Currently it has 11 batches with 50 students per batch.

Every year only 50 students gain admission to this college.

==Controlling authority==
The controlling authority of Army Medical College Chattogram is shown below:

1. Ministry of Defence (Bangladesh)
2. Army Headquarters
3. Bangladesh University of Professionals(BUP)
4. Bangladesh Medical and Dental Council(BM&DC)

==Campus==
Location for Permanent College Campus has been selected near Military Farm. It has no permanent campus yet. It has four lecture galleries equipped with modern teaching aids (of which three lecture halls are air-conditioned). It has a dissection hall with attached preservation room, has a histology room and a museum for the department of Anatomy. It also has well furnished laboratories for all other pre-clinical & para-clinical departments. Every department has its own tutorial room. It has enough histology slides, cadavers, viscera and models in the department of Anatomy. Ward placement for the clinical years is held in Chittagong CMH. Medicine & Surgery wards of Chittagong CMH are now affiliated by BCPS and affiliation of BCPS for Gynae & Obstetrics ward, Eye & ENT ward are under process. Autopsy classes are held in Chittagong Medical College under special considerations.
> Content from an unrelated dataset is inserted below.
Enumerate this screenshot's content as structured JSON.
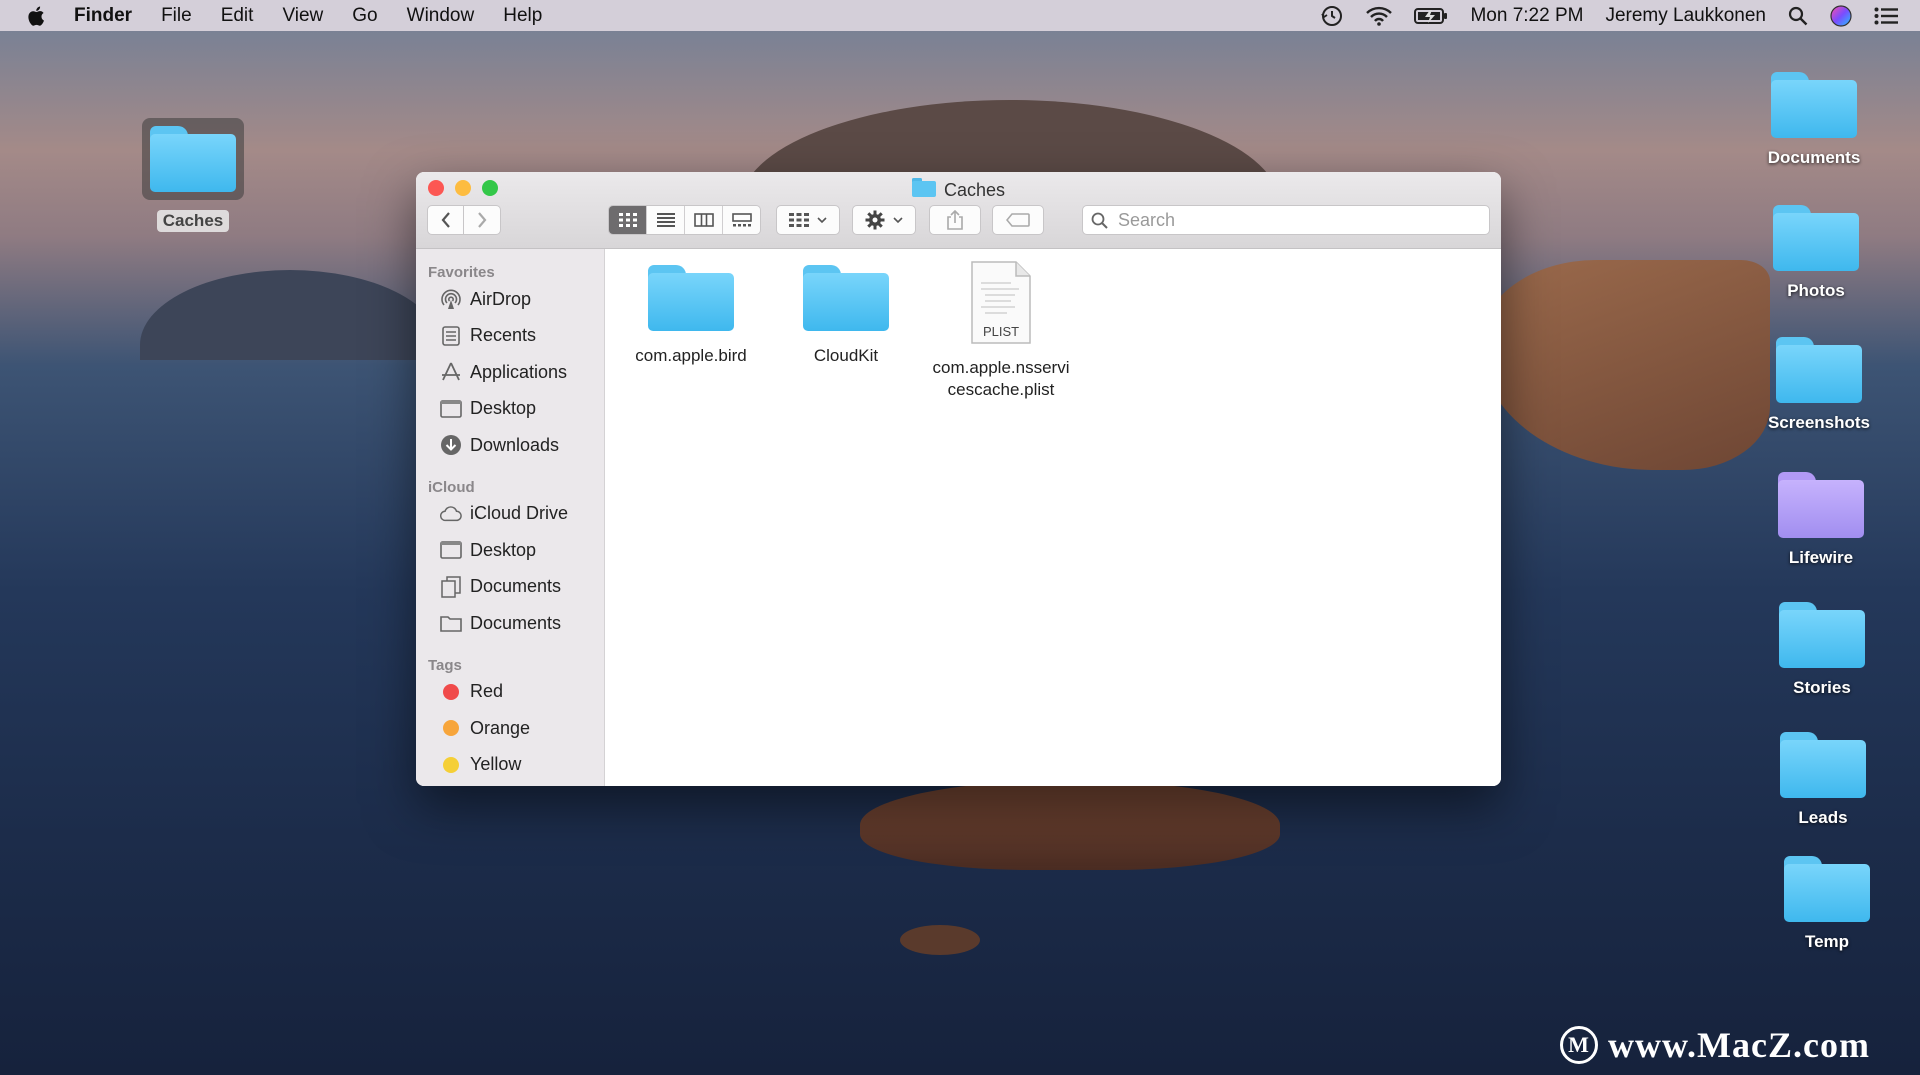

==Appearance in professional examinations==

First batch of this institution appeared 1st professional MBBS examination held in May 2016. They achieved tremendous success. They secured three places - 1st (Shakib Bin Mohiuddin), 2nd (Fahmida Ferdous) and 9th (Mishkat Misho).

==Games and sports==

Facilities for following games and sports are available:

(1) Football

(2) Volleyball

(3) Badminton

(4) Table tennis

(5) Cricket

(6) Chess

==Dormitory facilities==
Army Medical College Chattogram is a residential institution.